Federal prosecutors in Manhattan are investigating PricewaterhouseCoopers (PwC) in connection with undisclosed bonuses paid to former executives of Tyco International Ltd. A report by the Wall Street Journal suggests that prosecutors may be trying to make a criminal case against PwC as Tyco's auditor.
The Journal said the probe is focusing on three questions:
- Did PwC uncover the secret bonuses in the course of its audit work?
- Was PwC aware of the improper accounting techniques used to hide the bonus payments?
- Did PwC know that Tyco's annual proxy filings were incorrect and fail to do anything about it?

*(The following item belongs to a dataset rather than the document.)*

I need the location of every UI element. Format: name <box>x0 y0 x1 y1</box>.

The improper accounting techniques referred to in question 2 involve booking bonuses against reserve accounts, instead of expensing them. For example, the company expensed only $45 million of a special unapproved $96 million bonus. The remainder was charged to unrelated reserve accounts, including a $41 million offset to accrued federal income tax.
The proxy filings referred to in question 3 improperly excluded the bonuses from the executive compensation tables. Although auditors have no responsibility for approving proxy filings, legal experts say prosecutors could argue under New York laws that PwC may have been committing securities fraud by helping Tyco make incomplete disclosures.
A PwC spokesperson told AccountingWEB, "We have no reason to believe we are anything other than a witness... We are cooperating with the Manhattan District Attorney on the basis that the firm is simply a witness -- a provider of information -- in these proceedings."
Reuters reported that PwC may also face investigations by the SEC.